ÖNCEKİ gün Antalya Havaalanı'na indiğimizde fazla bir hareketlilik yoktu. Her zaman alışılmış tur otobüslerinin yerinde bu kez çok sayıda ticari sarı taksiler bekliyordu. Uçakla gelecek müşteriler, turizm sezonu başında kesilmişti.
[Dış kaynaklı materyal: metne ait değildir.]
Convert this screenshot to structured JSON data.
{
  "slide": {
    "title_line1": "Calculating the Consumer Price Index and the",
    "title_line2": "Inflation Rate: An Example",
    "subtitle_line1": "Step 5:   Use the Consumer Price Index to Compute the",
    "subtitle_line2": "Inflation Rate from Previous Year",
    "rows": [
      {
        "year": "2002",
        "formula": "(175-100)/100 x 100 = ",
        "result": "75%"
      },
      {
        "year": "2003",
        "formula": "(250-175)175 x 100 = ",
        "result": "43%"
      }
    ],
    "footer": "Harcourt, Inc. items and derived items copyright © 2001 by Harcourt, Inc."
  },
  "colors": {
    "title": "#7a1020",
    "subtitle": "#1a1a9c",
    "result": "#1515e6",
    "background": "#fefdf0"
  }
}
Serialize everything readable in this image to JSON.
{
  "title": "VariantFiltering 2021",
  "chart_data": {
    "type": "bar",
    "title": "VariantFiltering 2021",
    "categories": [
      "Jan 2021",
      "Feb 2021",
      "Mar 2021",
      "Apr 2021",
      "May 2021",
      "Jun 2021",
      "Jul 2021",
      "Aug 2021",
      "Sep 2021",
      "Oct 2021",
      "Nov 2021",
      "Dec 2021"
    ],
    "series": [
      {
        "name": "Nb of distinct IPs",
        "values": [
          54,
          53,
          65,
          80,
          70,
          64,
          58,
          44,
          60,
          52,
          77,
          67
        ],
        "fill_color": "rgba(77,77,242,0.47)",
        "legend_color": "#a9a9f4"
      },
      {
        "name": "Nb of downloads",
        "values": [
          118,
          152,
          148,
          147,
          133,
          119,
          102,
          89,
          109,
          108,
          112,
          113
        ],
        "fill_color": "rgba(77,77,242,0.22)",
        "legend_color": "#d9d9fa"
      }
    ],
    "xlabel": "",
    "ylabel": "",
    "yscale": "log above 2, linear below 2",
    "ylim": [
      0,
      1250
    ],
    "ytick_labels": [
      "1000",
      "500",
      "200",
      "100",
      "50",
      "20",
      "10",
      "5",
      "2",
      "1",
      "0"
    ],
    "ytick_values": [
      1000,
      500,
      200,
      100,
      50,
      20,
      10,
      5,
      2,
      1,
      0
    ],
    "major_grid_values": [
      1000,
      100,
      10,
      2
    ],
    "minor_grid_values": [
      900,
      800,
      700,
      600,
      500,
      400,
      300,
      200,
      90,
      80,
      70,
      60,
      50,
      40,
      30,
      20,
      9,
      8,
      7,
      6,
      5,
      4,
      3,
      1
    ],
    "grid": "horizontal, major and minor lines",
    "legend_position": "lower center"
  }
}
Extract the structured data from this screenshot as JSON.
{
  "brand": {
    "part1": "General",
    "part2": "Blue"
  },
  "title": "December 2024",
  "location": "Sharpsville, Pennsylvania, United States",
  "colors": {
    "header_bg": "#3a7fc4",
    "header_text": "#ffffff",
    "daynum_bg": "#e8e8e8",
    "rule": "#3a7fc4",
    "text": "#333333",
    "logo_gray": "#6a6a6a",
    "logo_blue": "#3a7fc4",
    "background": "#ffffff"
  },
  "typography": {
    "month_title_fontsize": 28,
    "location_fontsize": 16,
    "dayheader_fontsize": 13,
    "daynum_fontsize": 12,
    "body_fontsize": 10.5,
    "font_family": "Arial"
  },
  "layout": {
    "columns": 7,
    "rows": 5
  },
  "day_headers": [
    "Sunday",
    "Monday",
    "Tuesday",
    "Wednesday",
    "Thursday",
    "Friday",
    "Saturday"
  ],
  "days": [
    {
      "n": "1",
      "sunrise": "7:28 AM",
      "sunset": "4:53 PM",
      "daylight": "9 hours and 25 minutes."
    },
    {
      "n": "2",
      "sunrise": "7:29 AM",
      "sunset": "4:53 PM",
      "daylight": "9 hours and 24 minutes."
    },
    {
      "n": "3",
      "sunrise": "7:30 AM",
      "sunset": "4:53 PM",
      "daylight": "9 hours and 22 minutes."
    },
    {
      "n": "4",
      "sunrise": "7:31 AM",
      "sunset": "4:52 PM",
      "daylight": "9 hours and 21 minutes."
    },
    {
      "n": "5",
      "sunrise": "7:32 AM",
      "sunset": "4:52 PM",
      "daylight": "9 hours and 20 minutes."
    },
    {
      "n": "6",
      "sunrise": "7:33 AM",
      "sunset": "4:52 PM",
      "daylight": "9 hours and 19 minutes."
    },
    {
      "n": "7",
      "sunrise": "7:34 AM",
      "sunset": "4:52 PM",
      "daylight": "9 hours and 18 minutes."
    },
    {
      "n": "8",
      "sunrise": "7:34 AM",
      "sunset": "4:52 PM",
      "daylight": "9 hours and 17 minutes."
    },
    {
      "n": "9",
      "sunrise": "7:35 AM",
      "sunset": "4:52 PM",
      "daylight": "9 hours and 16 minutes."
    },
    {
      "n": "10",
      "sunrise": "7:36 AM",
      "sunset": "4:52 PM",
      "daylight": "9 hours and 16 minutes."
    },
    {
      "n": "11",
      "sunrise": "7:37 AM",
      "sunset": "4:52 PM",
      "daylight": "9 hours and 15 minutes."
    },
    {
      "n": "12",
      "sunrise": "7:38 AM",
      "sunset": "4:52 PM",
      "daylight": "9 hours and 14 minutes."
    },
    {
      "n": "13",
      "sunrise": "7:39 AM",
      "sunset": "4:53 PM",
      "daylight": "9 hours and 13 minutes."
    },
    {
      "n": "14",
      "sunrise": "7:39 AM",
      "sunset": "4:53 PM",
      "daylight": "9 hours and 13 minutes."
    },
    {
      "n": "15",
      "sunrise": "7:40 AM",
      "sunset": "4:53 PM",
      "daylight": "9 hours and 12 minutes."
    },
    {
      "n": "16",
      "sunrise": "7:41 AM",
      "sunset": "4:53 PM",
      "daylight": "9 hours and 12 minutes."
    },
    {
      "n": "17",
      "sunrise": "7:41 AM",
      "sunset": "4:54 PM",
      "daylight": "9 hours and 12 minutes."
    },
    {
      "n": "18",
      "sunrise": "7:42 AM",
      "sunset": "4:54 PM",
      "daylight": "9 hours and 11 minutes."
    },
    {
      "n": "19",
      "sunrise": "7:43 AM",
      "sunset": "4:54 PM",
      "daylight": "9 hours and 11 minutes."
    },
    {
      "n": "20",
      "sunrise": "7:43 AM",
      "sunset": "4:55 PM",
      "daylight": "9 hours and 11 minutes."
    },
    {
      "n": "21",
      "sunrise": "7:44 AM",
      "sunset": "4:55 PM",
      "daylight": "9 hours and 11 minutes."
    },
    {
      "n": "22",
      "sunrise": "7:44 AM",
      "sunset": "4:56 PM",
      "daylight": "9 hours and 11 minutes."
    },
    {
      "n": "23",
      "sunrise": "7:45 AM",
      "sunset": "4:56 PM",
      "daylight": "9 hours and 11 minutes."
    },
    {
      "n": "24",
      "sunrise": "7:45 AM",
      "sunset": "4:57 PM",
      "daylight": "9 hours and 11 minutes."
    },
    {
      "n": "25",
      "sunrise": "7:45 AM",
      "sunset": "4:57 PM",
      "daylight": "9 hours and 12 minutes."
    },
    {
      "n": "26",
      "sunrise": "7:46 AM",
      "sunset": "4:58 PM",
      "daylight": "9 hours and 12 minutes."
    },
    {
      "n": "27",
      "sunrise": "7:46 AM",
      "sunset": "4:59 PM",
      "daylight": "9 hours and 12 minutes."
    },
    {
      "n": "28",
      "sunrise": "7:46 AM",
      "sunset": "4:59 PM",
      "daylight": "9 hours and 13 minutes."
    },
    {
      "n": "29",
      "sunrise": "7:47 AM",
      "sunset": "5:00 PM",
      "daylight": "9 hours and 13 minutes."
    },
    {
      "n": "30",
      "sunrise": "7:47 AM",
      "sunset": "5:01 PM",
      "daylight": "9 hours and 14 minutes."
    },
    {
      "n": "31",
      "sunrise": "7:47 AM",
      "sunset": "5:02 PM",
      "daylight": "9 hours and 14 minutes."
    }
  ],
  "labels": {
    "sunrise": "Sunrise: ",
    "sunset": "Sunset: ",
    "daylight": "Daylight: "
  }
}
Ekonomi, siyaset ve turizm alanlarında Türk-Alman ilişkilerinin ele alındığı ‘‘Türk-Alman Sempozyumu’’nun beşincisi önceki gün başladı. Havaalanından Belek'teki Robinson Club Nobilis'e giderken; sert geçen kışın ardından bahar henüz uyanmaya başlamıştı. Hava sıcaklığı 20 dereceyi bulmuştu. Belek'teki altı golf sahasından biri de buradaydı. 800 kişilik bir otel Robinson... Bu ayda % 50 dolayında olması gereken doluluk oranı; ne yazık ki % 10-15 dolayında bulunuyordu. Hesap ettirdik; otelde 96 Alman müşteri vardı.
Ya işten çıkarılacaklar, ya da maaşlarında indirim yapılacak... Antalya'da turizm belgelilerle birlikte yaklaşık 450 bin yatak var; sezonluk personel sayısı da 300 bini buluyor.
Şu anda bunların yarısı işsiz...
Irak Savaşı'nın, Türkiye'ye vurduğu darbenin bir göstergesi bu; 'korkak tavuk' turizmin korkulu rüyası.
Sora sora Bağdat bulunur
TÜRKİYE Araştırmalar Merkezi Vakfı ile Robinson Club'un düzenlediği sempozyumda Alman Sosyal Demokrat, Hıristayan Demokrat ve Hür Demokratlar arasında turizmden öte Irak Savaşı ve AB konusunda ilginç tartışmalar yaşandı.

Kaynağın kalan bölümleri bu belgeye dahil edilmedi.